MemTest86 consistently found problems with one stick of ram. So I exchanged that with my
local store, and tried again. It was fine. But now the box I had had for some started giving
memory failures. Intermittently. And then it started failing build world. It would build
with 128MB but not with 256MB (either 1 stick or two sticks). And it didn't matter what
memory slots I used. It would fail with 256MB of RAM. That was very
suspect. After consulting with the shop, they agreed to replace the motherboard. That's
when I started getting the errors which prompted this article.
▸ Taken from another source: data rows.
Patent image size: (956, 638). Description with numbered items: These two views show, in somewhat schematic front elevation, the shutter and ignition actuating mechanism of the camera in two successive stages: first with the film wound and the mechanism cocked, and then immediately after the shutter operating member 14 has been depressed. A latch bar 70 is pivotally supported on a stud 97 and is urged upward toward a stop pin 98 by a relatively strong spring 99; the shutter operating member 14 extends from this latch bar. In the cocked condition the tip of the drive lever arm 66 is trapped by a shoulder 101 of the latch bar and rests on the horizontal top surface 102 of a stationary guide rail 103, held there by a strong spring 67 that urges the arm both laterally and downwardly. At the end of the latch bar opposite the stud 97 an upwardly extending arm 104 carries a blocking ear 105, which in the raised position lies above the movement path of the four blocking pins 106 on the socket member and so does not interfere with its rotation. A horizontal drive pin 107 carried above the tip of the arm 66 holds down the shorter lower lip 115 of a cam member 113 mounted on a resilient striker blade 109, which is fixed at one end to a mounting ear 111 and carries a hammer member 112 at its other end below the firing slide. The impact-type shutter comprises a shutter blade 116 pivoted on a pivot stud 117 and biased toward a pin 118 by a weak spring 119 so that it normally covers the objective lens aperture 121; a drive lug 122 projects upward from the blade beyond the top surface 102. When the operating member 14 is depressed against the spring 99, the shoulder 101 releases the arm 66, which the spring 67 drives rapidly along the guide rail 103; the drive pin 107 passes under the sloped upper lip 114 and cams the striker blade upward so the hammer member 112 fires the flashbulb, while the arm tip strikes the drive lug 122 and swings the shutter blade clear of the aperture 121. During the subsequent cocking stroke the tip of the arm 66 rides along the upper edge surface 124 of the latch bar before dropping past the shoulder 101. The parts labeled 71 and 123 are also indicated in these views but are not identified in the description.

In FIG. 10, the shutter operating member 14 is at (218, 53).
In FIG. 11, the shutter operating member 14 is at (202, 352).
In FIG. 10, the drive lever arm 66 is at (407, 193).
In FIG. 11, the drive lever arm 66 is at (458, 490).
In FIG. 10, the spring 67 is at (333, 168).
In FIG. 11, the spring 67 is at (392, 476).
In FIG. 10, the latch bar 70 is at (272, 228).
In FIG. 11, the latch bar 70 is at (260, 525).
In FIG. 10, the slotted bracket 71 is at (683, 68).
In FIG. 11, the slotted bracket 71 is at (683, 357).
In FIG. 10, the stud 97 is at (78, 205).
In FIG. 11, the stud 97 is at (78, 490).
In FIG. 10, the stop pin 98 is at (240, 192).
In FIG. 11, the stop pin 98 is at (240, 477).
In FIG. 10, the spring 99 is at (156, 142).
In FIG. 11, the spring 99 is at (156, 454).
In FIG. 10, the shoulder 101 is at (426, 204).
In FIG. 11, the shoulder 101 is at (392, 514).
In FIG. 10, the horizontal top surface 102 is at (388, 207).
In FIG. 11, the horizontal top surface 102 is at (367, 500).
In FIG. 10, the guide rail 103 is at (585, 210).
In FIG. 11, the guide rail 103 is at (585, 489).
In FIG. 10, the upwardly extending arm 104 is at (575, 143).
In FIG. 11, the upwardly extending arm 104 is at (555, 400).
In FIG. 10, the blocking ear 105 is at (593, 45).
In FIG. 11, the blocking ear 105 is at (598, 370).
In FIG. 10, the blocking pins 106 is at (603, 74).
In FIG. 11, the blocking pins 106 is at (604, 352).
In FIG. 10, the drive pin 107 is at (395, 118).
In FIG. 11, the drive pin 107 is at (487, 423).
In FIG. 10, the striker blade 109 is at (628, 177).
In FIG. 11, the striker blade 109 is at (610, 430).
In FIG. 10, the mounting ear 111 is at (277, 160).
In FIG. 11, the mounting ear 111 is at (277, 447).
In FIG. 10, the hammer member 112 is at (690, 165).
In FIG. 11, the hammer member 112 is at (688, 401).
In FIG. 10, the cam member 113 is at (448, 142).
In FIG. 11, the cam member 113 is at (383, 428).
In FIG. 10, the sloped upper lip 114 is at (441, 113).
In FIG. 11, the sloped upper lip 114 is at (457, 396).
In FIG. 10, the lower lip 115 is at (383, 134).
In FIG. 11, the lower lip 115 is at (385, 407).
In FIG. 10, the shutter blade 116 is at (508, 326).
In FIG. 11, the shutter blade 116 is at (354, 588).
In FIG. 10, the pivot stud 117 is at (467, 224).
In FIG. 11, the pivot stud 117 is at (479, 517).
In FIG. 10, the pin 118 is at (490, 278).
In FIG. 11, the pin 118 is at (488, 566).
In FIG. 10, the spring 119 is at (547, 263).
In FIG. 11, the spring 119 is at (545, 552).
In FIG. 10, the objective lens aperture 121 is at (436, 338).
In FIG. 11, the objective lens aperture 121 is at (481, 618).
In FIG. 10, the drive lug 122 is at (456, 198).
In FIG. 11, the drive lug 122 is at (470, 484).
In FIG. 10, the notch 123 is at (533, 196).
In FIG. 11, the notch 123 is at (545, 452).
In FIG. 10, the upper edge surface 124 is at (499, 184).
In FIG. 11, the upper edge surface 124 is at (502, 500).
Once the Writing Makefile for DynaLoader errors started to occur, I started
to ask around on IRC. Kris figured it was hardware problems. He has seen that error before,
and it was hardware. I was perplexed. Two bad motherboards in a row? It was possible. So I
tried swapping the memory around. I had three sticks (2x128MB and 1x256MB) so I started using
all combinations of those. I ran out of options. The build failed repeatedly.
mux started me looking at times on files etc. He suspected that the access time was somehow
screwed up. Well, he was right. I started looking at the access times for the files which
the Makefile was looking at. We found this:
-rw-r--r-- 1 root wheel 133556 Jan 18 18:38:37 2000 Config.pm
-rw-r--r-- 1 root wheel 67988 Jan 18 18:38:36 2000 config.h
Yeah, OK, the times match up. That's about when the build world stopped... Then I checked
the build log file which was created using my build world script:
# ls -lt | head /usr/tmp
-rw-r--r-- 1 root wheel 9405257 Jan 18 2000 bw.2000.01.18.17.18.22.log
That's when the light bulb went on. 2000? The date is wrong! DOH!